For years, marketers fawned over the supposed IT girl-ads.
They got distracted with the totes crazy guy, played by Matthew Lillard-ad tech.
The solid one was always there-email.
Many reports show email outperforms all other non-personal channels in B2B. The Digitally Savvy HCP report found emails are 4x more effective than ads for HCPs. At only twice the cost, they are 2x better.
There’s a fundamental reason why email marketing works. People go to fewer sites and visit them less often. Most people only use a handful of apps.
The QB always get the girl.
The sad part is, we know how this story ends. The cool guy transforms and, then, ends up with the girl. Regular guys (like me) never get the girl. Why? Because we follow the cool crowd, and never lead it. Ultimately missing out.
Tech’s cool crowd is on the west coast. They do stuff we knew would work. They just make it “safe” for us to think it’s cool. Seattle in particular is rehabbing email.
Jeff Bezos’ TheWashington Post is targeting the Inbox too-using Amazon’s tech no less.
Last year, they built Paloma. It’s a newsletter delivery platform. Before you say, “Newsletter,” roll your eyes, and yawn-wait. It uses Amazon’s Simple Email Service (SES) to customize newsletters.
“Newsletters are a key way to connect with our readers, and it’s imperative that we’re creating the best experience for them to engage with our content via email,” said WaPo engineering director, Siva Ghatti.
Notice he said, “Create experiences to get customers to engage.” In fact, his emails are so engaging he talks about increasing frequency. “Offering personalization options like prioritizing delivery for the most engaged readers of a particular newsletter.”
By January, WaPo made newsletters central to their growth strategy. Why? Because, newsletters ranked among their highest subscription conversion programs.
This is our chance! (Okay, at least in pharma). We can see how this works everywhere else. We can transform our own email.
An analytics leads for an oncology brand at one big pharma company (read, regular guy) told us, “We send each doctor 500 emails per year. We have two versions. We alternate from A to B and back again. Our brand thinks emails don’t work. Fact is we don’t evolve our story or personalize it. And, we are doomed to fail.”
This is his chance to take Laney Boggs to the prom. Change up your email. Introduce the new-newsletter.
Personalize email like TheWashington Post.

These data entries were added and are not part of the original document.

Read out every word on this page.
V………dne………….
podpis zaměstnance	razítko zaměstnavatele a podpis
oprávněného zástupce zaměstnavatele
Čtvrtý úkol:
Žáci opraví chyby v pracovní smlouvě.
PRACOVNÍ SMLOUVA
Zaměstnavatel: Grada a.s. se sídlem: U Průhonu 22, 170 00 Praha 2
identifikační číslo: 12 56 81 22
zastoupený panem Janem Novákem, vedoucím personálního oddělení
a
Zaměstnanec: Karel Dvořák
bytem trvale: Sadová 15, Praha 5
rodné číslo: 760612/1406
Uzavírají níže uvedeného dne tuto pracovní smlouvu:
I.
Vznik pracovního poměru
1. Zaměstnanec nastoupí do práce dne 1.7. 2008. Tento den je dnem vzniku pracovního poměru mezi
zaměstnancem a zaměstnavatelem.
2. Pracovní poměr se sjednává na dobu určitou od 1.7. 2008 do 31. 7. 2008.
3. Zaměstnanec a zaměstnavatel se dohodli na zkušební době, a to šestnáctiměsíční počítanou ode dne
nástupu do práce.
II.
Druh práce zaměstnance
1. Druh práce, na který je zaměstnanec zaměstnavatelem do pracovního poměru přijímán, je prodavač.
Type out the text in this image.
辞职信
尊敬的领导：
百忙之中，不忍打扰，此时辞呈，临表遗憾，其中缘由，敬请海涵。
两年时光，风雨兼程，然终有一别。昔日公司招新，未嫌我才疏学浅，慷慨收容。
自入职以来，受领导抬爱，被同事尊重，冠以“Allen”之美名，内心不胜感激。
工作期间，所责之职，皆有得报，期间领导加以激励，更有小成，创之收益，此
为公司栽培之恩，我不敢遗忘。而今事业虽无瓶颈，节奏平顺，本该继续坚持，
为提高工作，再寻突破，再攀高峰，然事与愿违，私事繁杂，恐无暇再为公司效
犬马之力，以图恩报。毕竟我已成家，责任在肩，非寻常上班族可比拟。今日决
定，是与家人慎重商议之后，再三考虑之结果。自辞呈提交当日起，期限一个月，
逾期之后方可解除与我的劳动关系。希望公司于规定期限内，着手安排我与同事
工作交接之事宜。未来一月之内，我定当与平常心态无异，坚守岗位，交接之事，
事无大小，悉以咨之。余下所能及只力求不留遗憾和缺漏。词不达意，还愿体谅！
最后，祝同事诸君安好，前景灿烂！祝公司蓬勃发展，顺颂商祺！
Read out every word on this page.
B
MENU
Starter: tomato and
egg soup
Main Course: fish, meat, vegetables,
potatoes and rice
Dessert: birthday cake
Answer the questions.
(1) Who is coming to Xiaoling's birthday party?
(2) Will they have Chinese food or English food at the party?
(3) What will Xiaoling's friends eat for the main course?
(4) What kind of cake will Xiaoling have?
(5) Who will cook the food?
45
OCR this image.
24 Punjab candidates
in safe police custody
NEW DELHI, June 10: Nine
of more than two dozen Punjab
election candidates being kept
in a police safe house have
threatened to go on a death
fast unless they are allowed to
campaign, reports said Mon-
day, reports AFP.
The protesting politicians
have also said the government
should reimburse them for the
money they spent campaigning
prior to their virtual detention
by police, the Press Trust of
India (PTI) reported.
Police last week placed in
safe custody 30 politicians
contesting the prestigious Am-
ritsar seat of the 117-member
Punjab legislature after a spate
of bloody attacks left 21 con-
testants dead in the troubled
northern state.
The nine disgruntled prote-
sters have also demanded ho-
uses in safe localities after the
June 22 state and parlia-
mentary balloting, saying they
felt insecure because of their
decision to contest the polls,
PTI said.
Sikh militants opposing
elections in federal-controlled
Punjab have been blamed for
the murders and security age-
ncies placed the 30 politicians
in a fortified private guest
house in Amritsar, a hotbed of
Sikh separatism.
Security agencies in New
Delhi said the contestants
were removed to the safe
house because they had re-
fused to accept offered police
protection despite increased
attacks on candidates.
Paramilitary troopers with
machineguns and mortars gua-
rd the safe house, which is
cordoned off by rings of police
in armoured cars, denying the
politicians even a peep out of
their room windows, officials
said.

Then, insert native content.
This is the plan of Seattle’s big tech company, Microsoft’s LinkedIn. Because, as they explained, even with a network of 500 million professionals, people may not come back during a campaign.
Email is proactive. You don’t need to (and can’t afford to) wait for visitors. And, in email, you can speak to your customer.
Peter Houston wrote about this a few months ago in a Pharm Exec article. Email is the last un-channeled channel. Platforms dominate all channels. Email is the Wild West. It is (for now) controlled by the user.
When you think about it, email is delivery marketing. Core to Amazon’s success-but with content. They know what you want, personalize it, and deliver it. They let you stay on your couch and consume without any effort. And, really, that’s what marketing is all about.
This is your Freddie Prinze Jr. moment. Email’s All That.